In the long run, economics textbooks are clear about what will determine whether China will achieve the status of a high-income country, and it's not US trade policy. In 1994, Nobel Prizewinning economist, Paul Krugman wrote: "Productivity isn't everything, but in the long run, it is almost everything."
Currently, the value of output per worker in China is only about 26 percent of US levels. This fact shows China's enormous potential for "catch up". Of course, "catching up" is not destiny, as many countries in the past have got stuck in the so-called middle-income trap.
But there are plenty of reasons to be optimistic.
Five years ago it was commonplace to wonder whether China could really innovate. Now, most economists have little doubt about China's ability to innovate.
Besides, in 2012 only Beijing, Shanghai and Tianjin had per capita income levels that met the threshold the World Bank uses to classify countries with high income. Collectively, they accounted for 62 million people. By 2017, they had been joined by Jiangsu and Zhejiang provinces, adding a further 136 million people. Next year, Fujian and Guangdong provinces are on track to graduate, taking the aggregate to 285 million people.
How China responds to the US' trade provocations will inevitably consume headline writers in the coming months. But the real story will be whether China deepens domestic reform needed to propel living standards in provinces such as Yunnan and Gansu to the levels enjoyed by the coastal provinces today.
China is doing a lot right, with the upgrading of transportation and energy infrastructure nationwide being a highlight. But some other recent trends are less encouraging.
In 2000, China's trade-weighted average tariff was 14.7 percent. By 2005, after having implemented its WTO entry commitments, it fell dramatically to 4.7 percent. Since then, no further progress has been made, although in 2016 the figure was higher at 5.2 percent.
Last month, a report by the International Monetary Fund revealed the outstanding efficiency of Chinese private enterprises: their rate of return on assets was five times higher than that of State-owned enterprises. Yet for much of the past three years, the growth of fixed asset investment by these "less-efficient" SOEs has outstripped their private sector counterparts.
The IMF report also said that while China's restrictions around investment by foreign companies have fallen over time, they remain far higher than not only in the Organization for Economic Cooperation and Development countries, but also most emerging markets.
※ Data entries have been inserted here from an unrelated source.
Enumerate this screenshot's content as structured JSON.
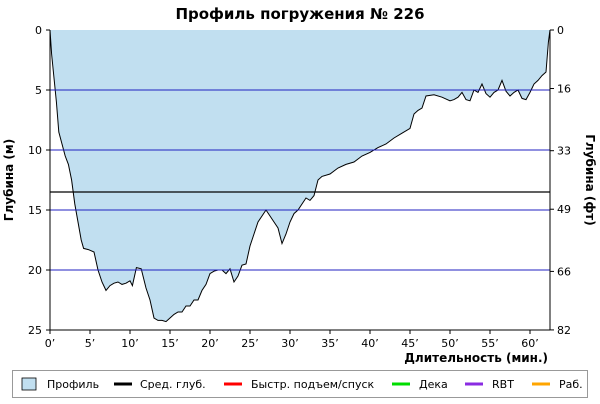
{
  "chart_data": {
    "type": "area",
    "title": "Профиль погружения № 226",
    "xlabel": "Длительность (мин.)",
    "ylabel_left": "Глубина (м)",
    "ylabel_right": "Глубина (фт)",
    "x_unit": "min",
    "y_unit": "m",
    "xlim": [
      0,
      62.5
    ],
    "ylim": [
      0,
      25
    ],
    "y_inverted": true,
    "x_ticks": [
      0,
      5,
      10,
      15,
      20,
      25,
      30,
      35,
      40,
      45,
      50,
      55,
      60
    ],
    "x_tick_labels": [
      "0’",
      "5’",
      "10’",
      "15’",
      "20’",
      "25’",
      "30’",
      "35’",
      "40’",
      "45’",
      "50’",
      "55’",
      "60’"
    ],
    "y_ticks_left": [
      0,
      5,
      10,
      15,
      20,
      25
    ],
    "y_tick_labels_left": [
      "0",
      "5",
      "10",
      "15",
      "20",
      "25"
    ],
    "y_ticks_right_ft": [
      0,
      16,
      33,
      49,
      66,
      82
    ],
    "y_tick_labels_right": [
      "0",
      "16",
      "33",
      "49",
      "66",
      "82"
    ],
    "grid": "horizontal",
    "average_depth": 13.5,
    "colors": {
      "profile_fill": "#c1dff0",
      "profile_line": "#000000",
      "grid": "#2020c0",
      "avg_line": "#000000",
      "ascent": "#ff0000",
      "deco": "#00dd00",
      "rbt": "#8a2be2",
      "work": "#ffa500"
    },
    "series": [
      {
        "name": "Профиль",
        "points": [
          [
            0,
            0
          ],
          [
            0.2,
            2
          ],
          [
            0.5,
            4
          ],
          [
            0.8,
            6
          ],
          [
            1.1,
            8.5
          ],
          [
            1.5,
            9.5
          ],
          [
            1.9,
            10.5
          ],
          [
            2.3,
            11.2
          ],
          [
            2.7,
            12.5
          ],
          [
            3.1,
            14.5
          ],
          [
            3.5,
            16
          ],
          [
            3.9,
            17.5
          ],
          [
            4.2,
            18.2
          ],
          [
            4.8,
            18.3
          ],
          [
            5.5,
            18.5
          ],
          [
            6,
            20
          ],
          [
            6.5,
            21
          ],
          [
            7,
            21.7
          ],
          [
            7.5,
            21.3
          ],
          [
            8,
            21.1
          ],
          [
            8.5,
            21
          ],
          [
            9,
            21.2
          ],
          [
            9.5,
            21.1
          ],
          [
            10,
            20.9
          ],
          [
            10.3,
            21.3
          ],
          [
            10.8,
            19.8
          ],
          [
            11.4,
            19.9
          ],
          [
            12,
            21.5
          ],
          [
            12.5,
            22.5
          ],
          [
            13,
            24
          ],
          [
            13.5,
            24.2
          ],
          [
            14,
            24.2
          ],
          [
            14.5,
            24.3
          ],
          [
            15,
            24
          ],
          [
            15.5,
            23.7
          ],
          [
            16,
            23.5
          ],
          [
            16.5,
            23.5
          ],
          [
            17,
            23
          ],
          [
            17.5,
            23
          ],
          [
            18,
            22.5
          ],
          [
            18.5,
            22.5
          ],
          [
            19,
            21.7
          ],
          [
            19.5,
            21.2
          ],
          [
            20,
            20.3
          ],
          [
            20.5,
            20.1
          ],
          [
            21,
            20
          ],
          [
            21.5,
            20
          ],
          [
            22,
            20.3
          ],
          [
            22.5,
            19.9
          ],
          [
            23,
            21
          ],
          [
            23.5,
            20.5
          ],
          [
            24,
            19.6
          ],
          [
            24.5,
            19.5
          ],
          [
            25,
            18
          ],
          [
            25.5,
            17
          ],
          [
            26,
            16
          ],
          [
            26.5,
            15.5
          ],
          [
            27,
            15
          ],
          [
            27.5,
            15.5
          ],
          [
            28,
            16
          ],
          [
            28.5,
            16.5
          ],
          [
            29,
            17.8
          ],
          [
            29.5,
            17
          ],
          [
            30,
            16
          ],
          [
            30.5,
            15.3
          ],
          [
            31,
            15
          ],
          [
            31.5,
            14.5
          ],
          [
            32,
            14
          ],
          [
            32.5,
            14.2
          ],
          [
            33,
            13.8
          ],
          [
            33.5,
            12.5
          ],
          [
            34,
            12.2
          ],
          [
            35,
            12
          ],
          [
            36,
            11.5
          ],
          [
            37,
            11.2
          ],
          [
            38,
            11
          ],
          [
            39,
            10.5
          ],
          [
            40,
            10.2
          ],
          [
            41,
            9.8
          ],
          [
            42,
            9.5
          ],
          [
            43,
            9
          ],
          [
            44,
            8.6
          ],
          [
            45,
            8.2
          ],
          [
            45.5,
            7
          ],
          [
            46,
            6.7
          ],
          [
            46.5,
            6.5
          ],
          [
            47,
            5.5
          ],
          [
            48,
            5.4
          ],
          [
            49,
            5.6
          ],
          [
            50,
            5.9
          ],
          [
            50.5,
            5.8
          ],
          [
            51,
            5.6
          ],
          [
            51.5,
            5.2
          ],
          [
            52,
            5.8
          ],
          [
            52.5,
            5.9
          ],
          [
            53,
            5
          ],
          [
            53.5,
            5.2
          ],
          [
            54,
            4.5
          ],
          [
            54.5,
            5.3
          ],
          [
            55,
            5.6
          ],
          [
            55.5,
            5.2
          ],
          [
            56,
            5
          ],
          [
            56.5,
            4.2
          ],
          [
            57,
            5.1
          ],
          [
            57.5,
            5.5
          ],
          [
            58,
            5.2
          ],
          [
            58.5,
            5
          ],
          [
            59,
            5.7
          ],
          [
            59.5,
            5.8
          ],
          [
            60,
            5.2
          ],
          [
            60.5,
            4.5
          ],
          [
            61,
            4.2
          ],
          [
            61.5,
            3.8
          ],
          [
            62,
            3.5
          ],
          [
            62.3,
            1
          ],
          [
            62.5,
            0
          ]
        ]
      }
    ],
    "legend": [
      {
        "name": "Профиль",
        "style": "box",
        "color": "#c1dff0"
      },
      {
        "name": "Сред. глуб.",
        "style": "line",
        "color": "#000000"
      },
      {
        "name": "Быстр. подъем/спуск",
        "style": "line",
        "color": "#ff0000"
      },
      {
        "name": "Дека",
        "style": "line",
        "color": "#00dd00"
      },
      {
        "name": "RBT",
        "style": "line",
        "color": "#8a2be2"
      },
      {
        "name": "Раб.",
        "style": "line",
        "color": "#ffa500"
      }
    ]
  }
}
It is understandable that China's leaders do not wish to appear as buckling under US pressure. And claims such as those made in May by Dennis Shea, US ambassador to the WTO, that China is the "world's most protectionist, mercantilist economy" are absurd. After all, Germany runs a current account surplus equal to 8 percent of GDP. China's is a paltry 1.3 percent.
Still, the best way to draw attention to this absurdity, as well as bolster China's economic prospects in the face of US trade threats and in the longer term, would be to heed the advice of Beijing's own champions of reform, and confidently accelerate the economy's opening up.
The author is deputy director, Australia-China Relations Institute, University of Technology Sydney.